Quels pays sont concernés par ce pacte de défense et quel est son mécanisme principal ?
L'Arabie saoudite, le Pakistan et la Turquie ont signé un accord stipulant qu'une attaque armée contre l'un des trois États sera considérée comme une agression contre tous. Ce pacte vise à renforcer leur dissuasion collective, notamment dans un contexte de tensions accrues avec l'Iran et de reprise des hostilités au Yémen. Il a été signé à La Mecque par les dirigeants des trois pays : Mohammed ben Salmane pour l'Arabie saoudite, Recep Tayyip Erdogan pour la Turquie et Shehbaz Sharif pour le Pakistan.
Pourquoi ce pacte est-il perçu comme un éloignement de l'influence américaine au Moyen-Orient ?
L'accord est interprété par les experts comme une tentative des trois pays de diversifier leurs partenariats sécuritaires, alors que leur confiance dans les États-Unis s'érode. L'Arabie saoudite, en particulier, cherche à devenir un acteur central de la sécurité régionale, tandis que la Turquie et le Pakistan y voient une opportunité d'attirer des investissements saoudiens et d'accroître leur influence.
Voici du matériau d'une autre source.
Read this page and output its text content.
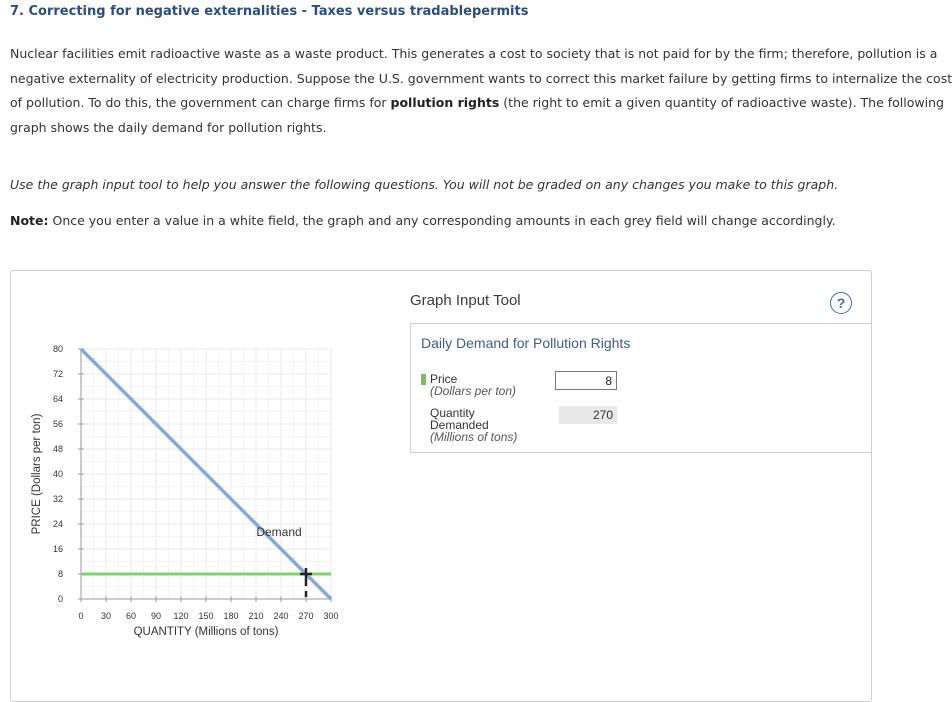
7. Correcting for negative externalities - Taxes versus tradablepermits
Nuclear facilities emit radioactive waste as a waste product. This generates a cost to society that is not paid for by the firm; therefore, pollution is a
negative externality of electricity production. Suppose the U.S. government wants to correct this market failure by getting firms to internalize the cost
of pollution. To do this, the government can charge firms for pollution rights (the right to emit a given quantity of radioactive waste). The following
graph shows the daily demand for pollution rights.
Use the graph input tool to help you answer the following questions. You will not be graded on any changes you make to this graph.
Note: Once you enter a value in a white field, the graph and any corresponding amounts in each grey field will change accordingly.
0 30 60 90 120 150 180 210 240 270 300
0
8
16
24
32
40
48
56
64
72
80
Demand
QUANTITY (Millions of tons)
PRICE (Dollars per ton)
Graph Input Tool	?
Daily Demand for Pollution Rights
Price
(Dollars per ton)
8
Quantity
Demanded
(Millions of tons)
270
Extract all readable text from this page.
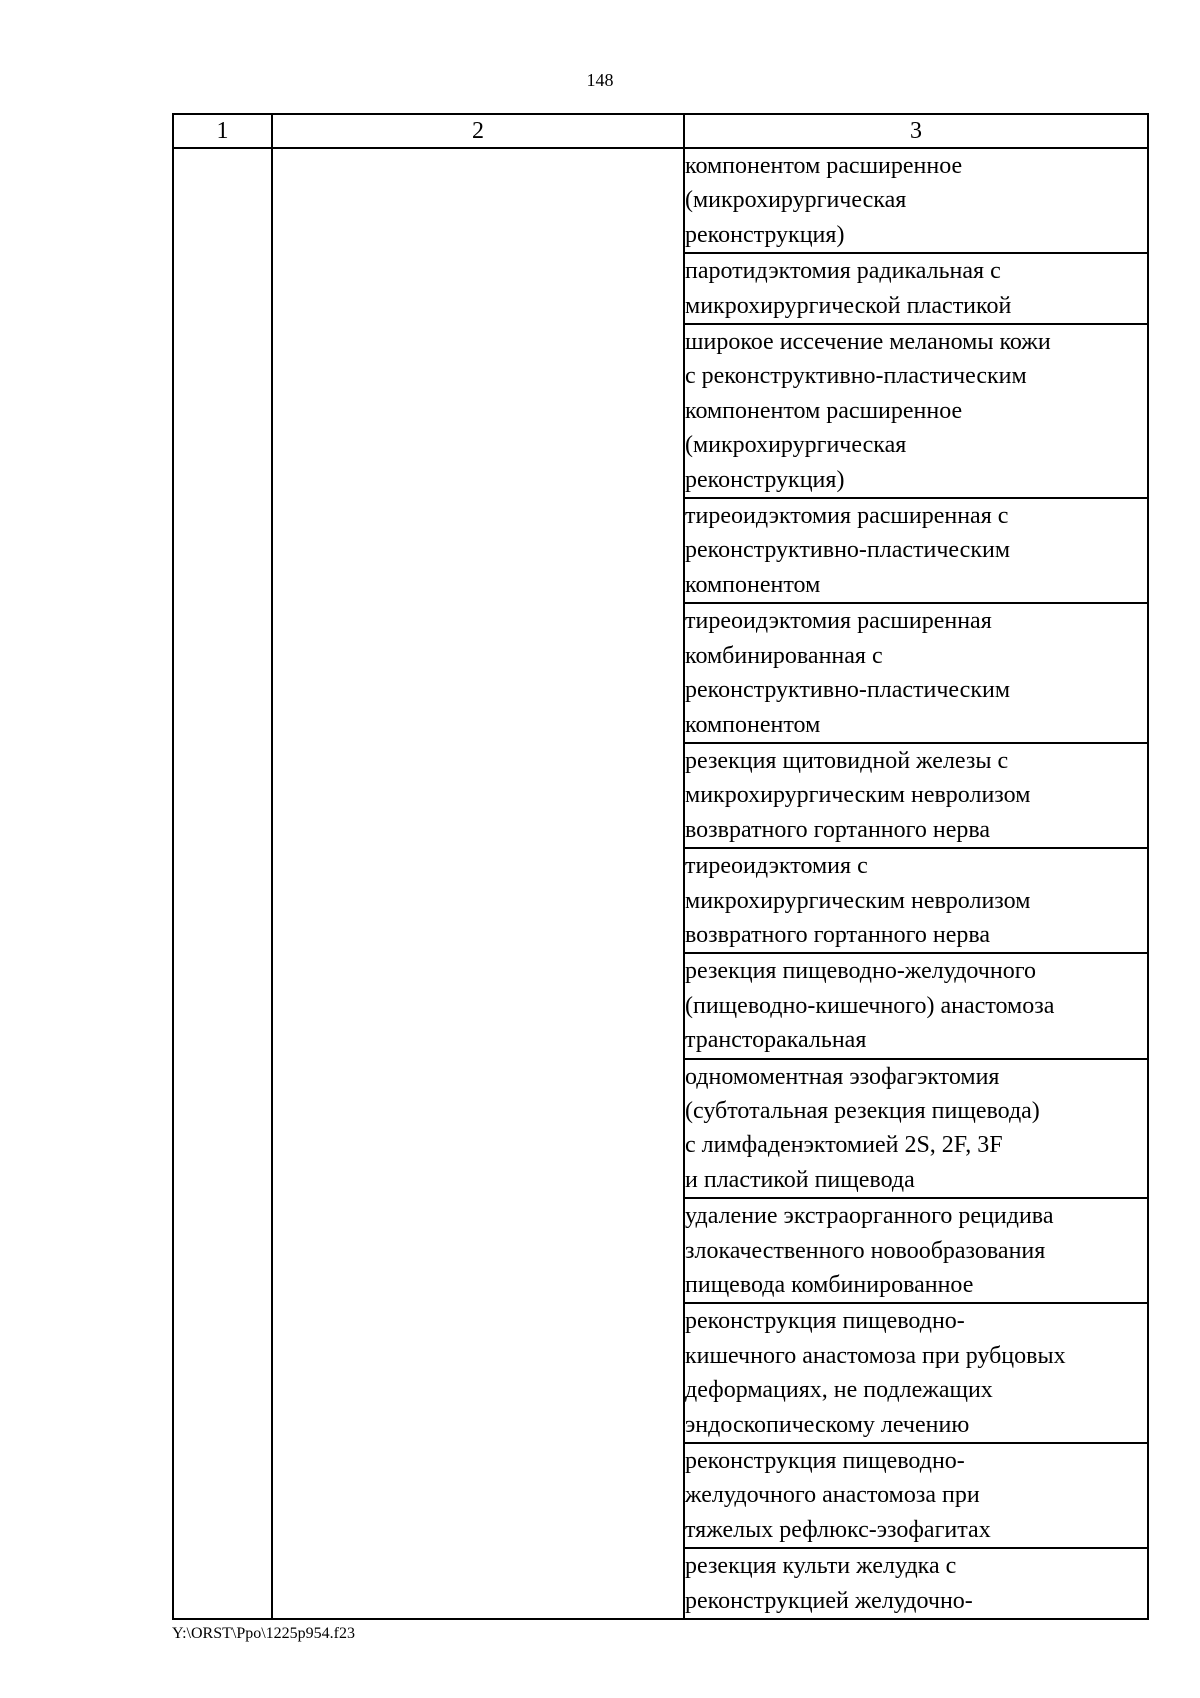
148
1	2	3

		компонентом расширенное
(микрохирургическая
реконструкция)

		паротидэктомия радикальная с
микрохирургической пластикой

		широкое иссечение меланомы кожи
с реконструктивно-пластическим
компонентом расширенное
(микрохирургическая
реконструкция)

		тиреоидэктомия расширенная с
реконструктивно-пластическим
компонентом

		тиреоидэктомия расширенная
комбинированная с
реконструктивно-пластическим
компонентом

		резекция щитовидной железы с
микрохирургическим невролизом
возвратного гортанного нерва

		тиреоидэктомия с
микрохирургическим невролизом
возвратного гортанного нерва

		резекция пищеводно-желудочного
(пищеводно-кишечного) анастомоза
трансторакальная

		одномоментная эзофагэктомия
(субтотальная резекция пищевода)
с лимфаденэктомией 2S, 2F, 3F
и пластикой пищевода

		удаление экстраорганного рецидива
злокачественного новообразования
пищевода комбинированное

		реконструкция пищеводно-
кишечного анастомоза при рубцовых
деформациях, не подлежащих
эндоскопическому лечению

		реконструкция пищеводно-
желудочного анастомоза при
тяжелых рефлюкс-эзофагитах

		резекция культи желудка с
реконструкцией желудочно-
Y:\ORST\Ppo\1225p954.f23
Ce rapprochement s'inscrit dans une dynamique de rejet d'un ordre sécuritaire dominé par Washington.
Quel rôle jouent les tensions avec l'Iran dans la formation de cette alliance ?
Le pacte est clairement orienté contre les ambitions stratégiques de l'Iran, qui cherche à dominer le Golfe et à contrôler des voies maritimes clés comme le détroit d'Ormuz. L'Arabie saoudite, premier exportateur de pétrole au monde, est particulièrement vulnérable aux blocages de ces passages, d'autant que les rebelles houthis, soutenus par Téhéran, menacent régulièrement ses infrastructures et ses routes commerciales. L'accord vise donc à contrer cette pression iranienne, notamment via une dissuasion collective renforcée.
Quels sont les enjeux maritimes et terrestres qui motivent cet accord ?
Sur le plan maritime, l'Arabie saoudite dépend de la libre circulation dans le détroit d'Ormuz et le détroit de Bab el-Mandeb, deux voies navigables stratégiques. L'Iran a récemment verrouillé Ormuz, tandis que les Houthis, alliés de Téhéran, imposent un blocus aux navires saoudiens à Bab el-Mandeb. Sur le plan terrestre, l'Arabie saoudite fait face à des attaques répétées des Houthis, notamment dans la région frontalière de Najran, où des bombardements ont fait 11 blessés civils, une escalade inédite depuis la trêve de 2022.
Ce que ça pourrait changer
Ce pacte pourrait accélérer la fragmentation de l'ordre régional au Moyen-Orient, en marginalisant davantage l'influence américaine et en renforçant les dynamiques de bloc contre bloc. Il risque également d'intensifier les tensions avec l'Iran, potentiellement en déclenchant une course aux armements ou des représailles indirectes via des proxys comme les Houthis. Enfin, il pourrait modifier les équilibres internes au sein des alliances traditionnelles, notamment pour la Turquie, dont les engagements vis-à-vis de l'OTAN pourraient être mis à l'épreuve.